Июнь 1964 года. Переславль Залесский.
Мы с Васей находимся на творческой даче имени Кардовского в сборной группе скульпторов из Москвы, Ленинграда и других городов России. Мы ведем замечательную, райскую жизнь. Нас кормят, поят, дают мастерские, оборудованные станками, и натурщиков из Москвы. И все это бесплатно, за счет Союза художников Российской Федерации.
Дача, бывшее имение известного художника Дмитрия Николаевича Кардовского, — несколько деревянных домов, окрашенных в красно-коричневый цвет, — расположена в обширном саду с высокими липами вдоль забора. На верхушках лип — множество гнезд галок, которые поднимают громкий базар с каждым рассветом до полной темноты.
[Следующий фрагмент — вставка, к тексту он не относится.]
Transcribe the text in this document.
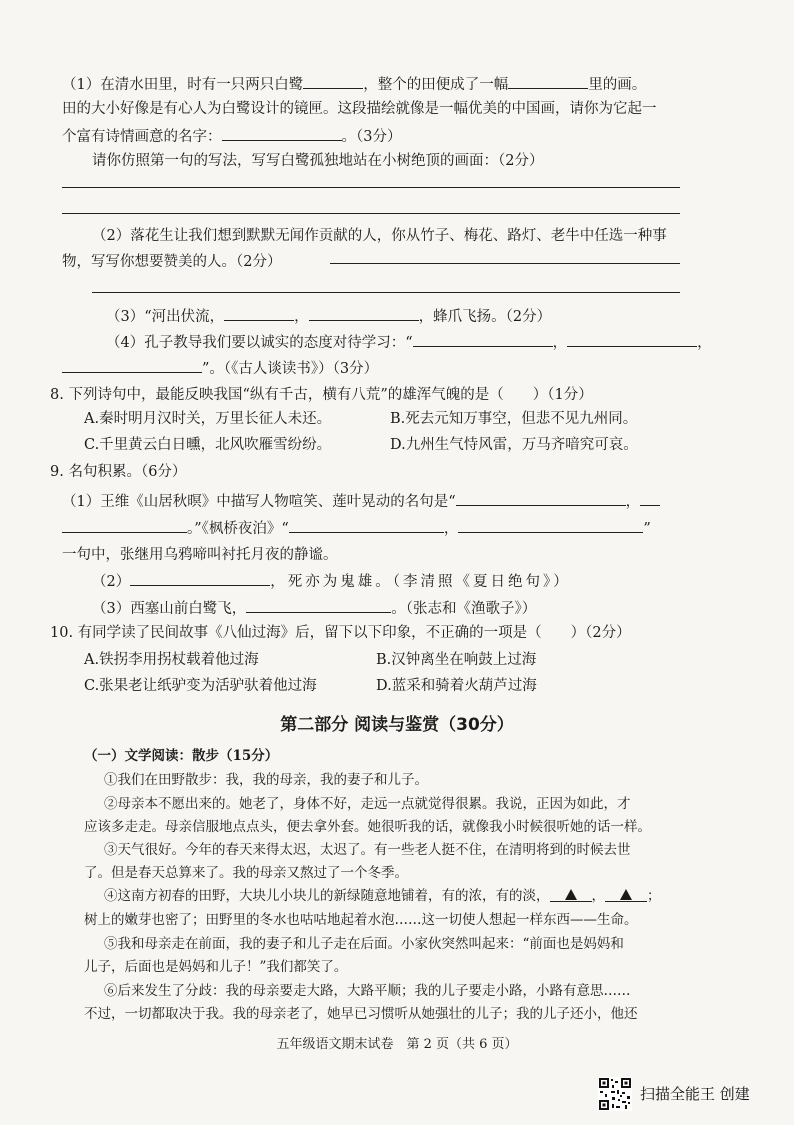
（1）在清水田里，时有一只两只白鹭	，整个的田便成了一幅	里的画。
田的大小好像是有心人为白鹭设计的镜匣。这段描绘就像是一幅优美的中国画，请你为它起一
个富有诗情画意的名字：	。（3分）
请你仿照第一句的写法，写写白鹭孤独地站在小树绝顶的画面：（2分）
（2）落花生让我们想到默默无闻作贡献的人，你从竹子、梅花、路灯、老牛中任选一种事
物，写写你想要赞美的人。（2分）
（3）“河出伏流，	，	，蜂爪飞扬。（2分）
（4）孔子教导我们要以诚实的态度对待学习：“	，	，
”。（《古人谈读书》）（3分）
8. 下列诗句中，最能反映我国“纵有千古，横有八荒”的雄浑气魄的是（　　）（1分）
A.秦时明月汉时关，万里长征人未还。	B.死去元知万事空，但悲不见九州同。
C.千里黄云白日曛，北风吹雁雪纷纷。	D.九州生气恃风雷，万马齐喑究可哀。
9. 名句积累。（6分）
（1）王维《山居秋暝》中描写人物喧笑、莲叶晃动的名句是“	，
。”《枫桥夜泊》“	，	”
一句中，张继用乌鸦啼叫衬托月夜的静谧。
（2）	，死亦为鬼雄。（李清照《夏日绝句》）
（3）西塞山前白鹭飞，	。（张志和《渔歌子》）
10. 有同学读了民间故事《八仙过海》后，留下以下印象，不正确的一项是（　　）（2分）
A.铁拐李用拐杖载着他过海	B.汉钟离坐在响鼓上过海
C.张果老让纸驴变为活驴驮着他过海	D.蓝采和骑着火葫芦过海
第二部分 阅读与鉴赏（30分）
（一）文学阅读：散步（15分）
①我们在田野散步：我，我的母亲，我的妻子和儿子。
②母亲本不愿出来的。她老了，身体不好，走远一点就觉得很累。我说，正因为如此，才
应该多走走。母亲信服地点点头，便去拿外套。她很听我的话，就像我小时候很听她的话一样。
③天气很好。今年的春天来得太迟，太迟了。有一些老人挺不住，在清明将到的时候去世
了。但是春天总算来了。我的母亲又熬过了一个冬季。
④这南方初春的田野，大块儿小块儿的新绿随意地铺着，有的浓，有的淡，	，	；
树上的嫩芽也密了；田野里的冬水也咕咕地起着水泡……这一切使人想起一样东西——生命。
⑤我和母亲走在前面，我的妻子和儿子走在后面。小家伙突然叫起来：“前面也是妈妈和
儿子，后面也是妈妈和儿子！”我们都笑了。
⑥后来发生了分歧：我的母亲要走大路，大路平顺；我的儿子要走小路，小路有意思……
不过，一切都取决于我。我的母亲老了，她早已习惯听从她强壮的儿子；我的儿子还小，他还
五年级语文期末试卷　第 2 页（共 6 页）
扫描全能王 创建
У нас полная свобода действий. Каждый скульптор может работать в натурном зале или заниматься собственными композициями, или отправиться гулять по городу с его многочисленными соборами и церквями — памятниками русской старины.
В свое время Кардовский завещал свое имение в Переславле живописцам, членам Союза художников РСФСР, и облагодетельствованные живописцы привозили на выставки множество этюдов с пейзажами города. Через несколько лет президиум СХ СССР во главе с В. Серовым отобрал дачу у живописцев и передал скульпторам: «эти крестов не принесут». Изображение церквей с крестами — опиума для народа — стало раздражать и беспокоить высшее начальство. На скульпторов в этом отношении можно было положиться — крестов они не несли, а возросшее количество этюдов с обнаженной натурой можно было легко регулировать местными выставкомами.
Директор дома творчества Василий Васильевич Чапаев, по слухам бывший полковник, соответствовал своему знаменитому однофамильцу не только паспортными данными, но и манерой поведения: любил порядок и не уставал учить молодых скульпторов уму-разуму: выговаривал за курение в помещении, за появление на территории дачи лиц в нетрезвом состоянии и особенно (это был его конек) за не заправленные по ниточке кровати. Провинившихся он вызывал на ковер и «имел с ними беседы». Его приказы и разносы все принимали спокойно, как необходимый довесок к вкусному пирогу. В творческий процесс он не встревал — и на том спасибо.
Сразу же по приезде на дачу мы с Васей решили вызвать сюда из Москвы нашего сокурсника по училищу Штиглица Юру Антонова. Юрка, близкий и дорогой нам человек, книгофил и способный график, с которым два мешка соли было съедено, часто писал нам в Ленинград, сетовал, что остался в Москве без друзей.
Позвонили Юрке.
— Привет! Не хочешь ли ты порисовать старинную русскую архитектуру?
— Ты откуда говоришь?
— Мы в Переславле, в доме творчества. Приезжай! Мы тебе организуем койку и трехразовое питание на несколько дней.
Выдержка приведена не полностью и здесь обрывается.